The law envisages decommissioning all lignite / coal plants by 2028
The Government of Greece May 26, 2022 passed the country’s first climate law to end the use of lignite / coal in the country’s electricity generation by 2028. The deadline for phasing out the fossil fuels will be reviewed in 2023.
The National Climate Law — Transition to climate neutrality and adaptation to climate change contains the establishment of a process for developing sectoral carbon budgets for seven sectors of the economy, an element that exists only in the most progressive climate laws in Europe.
It establishes measures and policies to optimise the country’s adaptation to climate change and ensure Greece’s carbonation path by 2050.
The country’s climate targets include cutting greenhouse emissions by at least 55 per cent by 2030 and by 80 per cent by 2040 and by 2050 zero-net emissions.
The law established measures and policies for the following:
The creation of a system of governance and participation for climate action was also envisaged. Measures were also introduced to mitigate emissions from electricity generation.
The memo noted that compared to the bill submitted for public consultation in November 2021, the level of ambition was lower in several areas.

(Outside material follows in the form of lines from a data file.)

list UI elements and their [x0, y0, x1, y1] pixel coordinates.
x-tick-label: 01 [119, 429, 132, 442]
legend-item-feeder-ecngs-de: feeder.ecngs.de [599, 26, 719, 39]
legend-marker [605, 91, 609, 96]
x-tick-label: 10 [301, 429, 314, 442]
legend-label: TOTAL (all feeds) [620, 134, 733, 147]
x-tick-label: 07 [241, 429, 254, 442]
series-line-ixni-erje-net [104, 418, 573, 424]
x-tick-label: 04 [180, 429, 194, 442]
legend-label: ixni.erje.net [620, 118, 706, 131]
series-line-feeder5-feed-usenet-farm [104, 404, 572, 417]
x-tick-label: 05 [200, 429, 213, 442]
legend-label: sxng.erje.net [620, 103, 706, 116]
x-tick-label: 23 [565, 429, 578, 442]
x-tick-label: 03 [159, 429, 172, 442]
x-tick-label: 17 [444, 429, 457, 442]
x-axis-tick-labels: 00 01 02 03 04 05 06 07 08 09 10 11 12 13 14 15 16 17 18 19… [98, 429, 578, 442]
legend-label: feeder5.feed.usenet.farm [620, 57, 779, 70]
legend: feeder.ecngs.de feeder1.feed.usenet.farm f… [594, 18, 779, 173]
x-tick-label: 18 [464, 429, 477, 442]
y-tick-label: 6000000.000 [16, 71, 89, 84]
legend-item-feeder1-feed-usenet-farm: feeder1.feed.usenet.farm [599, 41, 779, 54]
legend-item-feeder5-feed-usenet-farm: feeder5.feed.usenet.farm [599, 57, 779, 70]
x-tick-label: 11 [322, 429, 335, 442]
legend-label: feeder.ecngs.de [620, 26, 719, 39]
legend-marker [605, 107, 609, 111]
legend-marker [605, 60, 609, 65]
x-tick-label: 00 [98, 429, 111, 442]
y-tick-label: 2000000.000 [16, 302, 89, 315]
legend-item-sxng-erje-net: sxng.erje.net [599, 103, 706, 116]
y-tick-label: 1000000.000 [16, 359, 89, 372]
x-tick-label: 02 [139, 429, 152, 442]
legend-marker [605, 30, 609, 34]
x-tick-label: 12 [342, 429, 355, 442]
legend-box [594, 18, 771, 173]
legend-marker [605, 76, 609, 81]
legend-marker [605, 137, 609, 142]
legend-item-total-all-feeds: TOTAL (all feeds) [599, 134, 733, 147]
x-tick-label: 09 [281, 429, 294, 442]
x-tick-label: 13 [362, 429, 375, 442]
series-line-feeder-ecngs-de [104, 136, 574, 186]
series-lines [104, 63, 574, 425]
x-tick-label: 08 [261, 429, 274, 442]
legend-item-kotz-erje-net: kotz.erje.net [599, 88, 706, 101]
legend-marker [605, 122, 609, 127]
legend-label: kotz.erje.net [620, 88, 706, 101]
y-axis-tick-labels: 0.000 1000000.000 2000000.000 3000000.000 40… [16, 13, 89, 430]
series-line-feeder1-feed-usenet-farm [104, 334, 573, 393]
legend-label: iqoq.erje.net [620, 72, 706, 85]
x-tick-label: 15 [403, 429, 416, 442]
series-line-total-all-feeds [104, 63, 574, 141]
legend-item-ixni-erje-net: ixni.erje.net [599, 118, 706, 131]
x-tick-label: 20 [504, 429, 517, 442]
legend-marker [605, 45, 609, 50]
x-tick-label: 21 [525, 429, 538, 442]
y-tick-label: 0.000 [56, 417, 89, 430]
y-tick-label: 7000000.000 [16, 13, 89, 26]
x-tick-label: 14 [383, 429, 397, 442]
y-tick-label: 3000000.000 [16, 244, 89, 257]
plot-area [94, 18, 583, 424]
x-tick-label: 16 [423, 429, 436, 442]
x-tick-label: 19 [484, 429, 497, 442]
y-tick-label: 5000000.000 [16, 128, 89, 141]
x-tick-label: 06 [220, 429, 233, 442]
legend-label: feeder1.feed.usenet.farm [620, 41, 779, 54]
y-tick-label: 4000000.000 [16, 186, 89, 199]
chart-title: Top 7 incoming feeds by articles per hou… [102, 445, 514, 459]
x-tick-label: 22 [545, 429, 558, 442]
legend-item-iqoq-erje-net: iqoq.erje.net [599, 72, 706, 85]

This contradicts the spirit of reforms currently underway in Europe.
The REPowerEU Plan by the European Commission plans for saving energy; producing clean energy and diversifying the energy supplies and to make Europe "independent from Russian fossil fuels well before 2030, in light of Russia's invasion of Ukraine."
Fit for 55 package of the European Green Deal has set itself a binding target of achieving climate neutrality by 2050. As an intermediate step towards climate neutrality, the EU had raised its 2030 climate ambition, committing to cutting emissions by at least 55 per cent by 2030.
Greenpeace said that the legislation was a small step towards climate neutrality and that it lacked a strategy to enable Greece to shift away from fossil fuels in a front-loaded and fast way.